The value and importance of POE and BPE – a case study
By Sofie Pelsmakers, on 23 April 2015
For Green Sky Thinking 2015, ECD architects presented the initial findings of a detailed Post Occupancy Evaluation (POE) and Building Performance Evaluation (BPE) of their own offices. The POE was led by Carrie Behar, a doctoral researcher at the Bartlett, UCL Energy Institute, where she also runs the POE module for MSc students.
A Building Use Studies (BUS) was undertaken with almost all of the 45 ECD and Keegans staff taking part in the survey and focus groups, alongside some limited monitoring of internal conditions in different locations and energy use analysis. The offices are located in a former warehouse which was converted 15 years ago, and which ECD have occupied for the last 10 years; over this period the office has grown to accommodate almost twice as many staff.
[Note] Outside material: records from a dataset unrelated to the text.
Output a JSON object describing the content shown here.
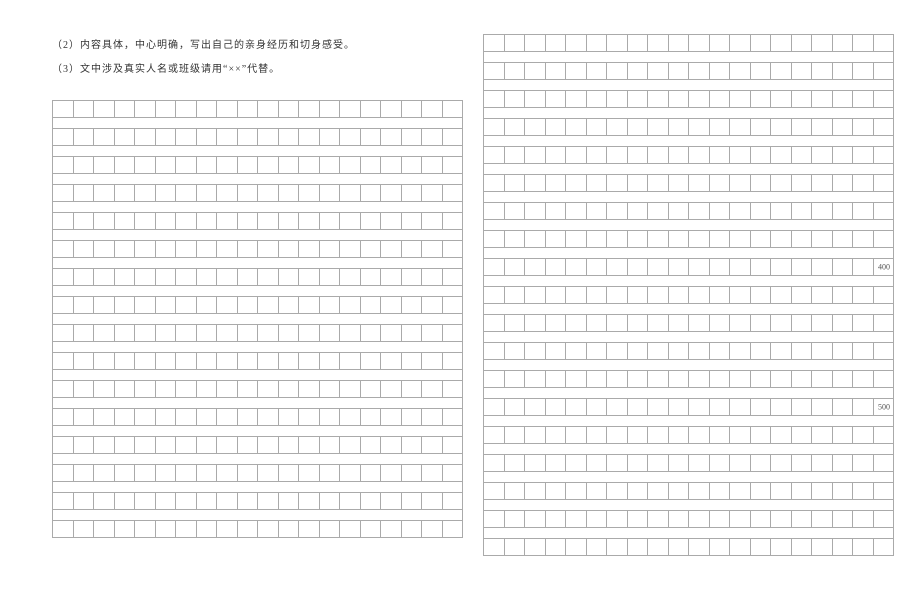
{
  "instructions": {
    "line1": "（2）内容具体，中心明确，写出自己的亲身经历和切身感受。",
    "line2": "（3）文中涉及真实人名或班级请用“××”代替。"
  },
  "grid": {
    "cells_per_row": 20,
    "left_rows": 16,
    "right_rows": 19,
    "right_markers": {
      "row_9": "400",
      "row_14": "500"
    }
  }
}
User feedback highlighted several issues and the difficulty of working in an open plan office (noise), lack of space and that most of the office is too hot all year round, even in winter, with some staff complaining that this affected concentration levels. Actual data collection confirmed the high temperatures in the open plan offices, highlighting that during winter, temperatures were above CIBSE office comfort benchmarks. Further analysis has shown that this overheating is caused by a combination of factors including the building’s characteristics and high internal heat gains from the number of people and the equipment they use, as illustrated by the diagram below. It also appeared heating may not be entirely switched off at the weekend.
In response, ECD intends to review energy management and control and thermostat settings in addition to making incremental changes such as arranging desks better to suit individual preferences as well as investigating passive design measures to the building such as solar shading and night cooling to prevent summer overheating. It seems that initial solutions may be straightforward and at little cost, yet with potential significant gain to occupant satisfaction and comfort. All of the above will be followed up by continuing evaluation and feedback and James Traynor, Director of Architecture at ECD Architects, intends to give an update at next year’s Green Sky Thinking week.
An interesting discussion with the audience followed, where more stories (and some solutions) were shared. A few other themes appeared:
- A discussion about PII took place and the view that undertaking POE and/or BPE is often considered as more risky to insurers, while the feedback loop actually ensures lower risk for each subsequent building and should be rewarded with lower premiums. Given the numerous parties involved in a typical building project it would not be appropriate for a single party to take full responsibility and that the purpose of POE is for the whole project team to share the learning for the long-term benefit of clients. Hence Alex Tait from the RIBA research group, stated that as long as we are not volunteering single responsibility for issues raised by POE/BPE, this should not be an issue.
- Undertaking POE/BPE brings with it occupants’ expectations so it is essential that those expectations are managed but also that without action POE/BPE is meaningless.
- The overall proportion of energy costs to run the building were insignificant (<1%) compared to rental cost, general overheads and salaries. Yet it is unknown how any dissatisfaction may feed in lack of productivity or sickness leave for example.
- Sara Kassam from CIBSE raised that it is still considered rare to not only undertake such monitoring and evaluation, let alone sharing results in a public forum as sharing problems is still seen as a reputational issue, yet this is how we learn from each other and prevent making the same mistakes.
- One of the final remarks was that the Governments Soft Landing (GSL) Policy in 2016 is a step in the right direction, bur also raised the question “why is this not obligatory/regulated for on all projects?”
ECD are to be applauded for undertaking this study, but also for sharing it publicly and understanding that going through this process means nothing without also action towards improvement.
Sofie Pelsmakers is a doctoral researcher at UCL Energy Institute and author of The Environmental Design Pocketbook, now in its 2nd Edition.